Verblistern: Zugewinn für die Therapiesicherheit Alexandra Negt, 26.07.2022 09:40 Uhr
Nur wenige Apotheken verblistern selbst. Es sind meist nur diejenigen, die mit mehreren Pflegeheimen zusammenarbeiten. Denn das Blistern ist immer noch eine Selbstzahlerleistung – die Kasse übernimmt die Kosten nicht. Andere Länder sind da schon viel weiter und profitieren von besserer Therapiesicherheit, die sich aus patientenindividuell abgepackten Arzneimitteln ergibt, erzählt Robert Hüttner, Apotheker und Mitglied der Geschäftsleitung der Medipolis-Apotheken in Jena.

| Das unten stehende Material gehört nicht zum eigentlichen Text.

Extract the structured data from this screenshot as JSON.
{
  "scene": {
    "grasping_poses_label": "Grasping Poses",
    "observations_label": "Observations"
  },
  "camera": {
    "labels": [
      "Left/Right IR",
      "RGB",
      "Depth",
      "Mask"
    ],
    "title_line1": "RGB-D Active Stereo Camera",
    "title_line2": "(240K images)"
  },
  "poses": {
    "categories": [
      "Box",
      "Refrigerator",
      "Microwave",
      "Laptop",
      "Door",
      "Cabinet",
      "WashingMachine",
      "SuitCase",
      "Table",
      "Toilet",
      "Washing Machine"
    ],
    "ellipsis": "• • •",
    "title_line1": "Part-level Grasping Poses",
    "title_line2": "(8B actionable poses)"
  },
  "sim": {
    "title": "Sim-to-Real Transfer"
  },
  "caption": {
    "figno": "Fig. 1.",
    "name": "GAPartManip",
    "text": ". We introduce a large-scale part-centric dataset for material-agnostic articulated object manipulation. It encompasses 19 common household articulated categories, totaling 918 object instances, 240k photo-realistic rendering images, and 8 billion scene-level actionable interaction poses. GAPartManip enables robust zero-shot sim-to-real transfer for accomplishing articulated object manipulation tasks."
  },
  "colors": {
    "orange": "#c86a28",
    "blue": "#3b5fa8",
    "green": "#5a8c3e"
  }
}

Er will auf das Thema aufmerksam machen, denn jede Apotheke kann das Angebot machen, egal ob ein Blisterzentrum angeschlossen ist oder nicht.
Apotheker Robert Hüttner sieht im Verblistern zahlreiche Vorteile für Patient:innen und Angehörige. „Das Vorteilhafte am Verblistern ist, dass es sich um einen Prozess handelt, der die Arzneimittelsicherheit erhöht, maschinell durchführbar und zudem skalierbar ist.“ Hüttner ist bewusst, dass viele Apotheken sich vor dem Thema scheuen, da es zunächst Arbeit bedeutet. Aber: Um einem Patienten/einer Patientin das Angebot machen zu können, muss die Apotheke keinem Blisterzentrum angeschlossen sein, gibt er zu bedenken.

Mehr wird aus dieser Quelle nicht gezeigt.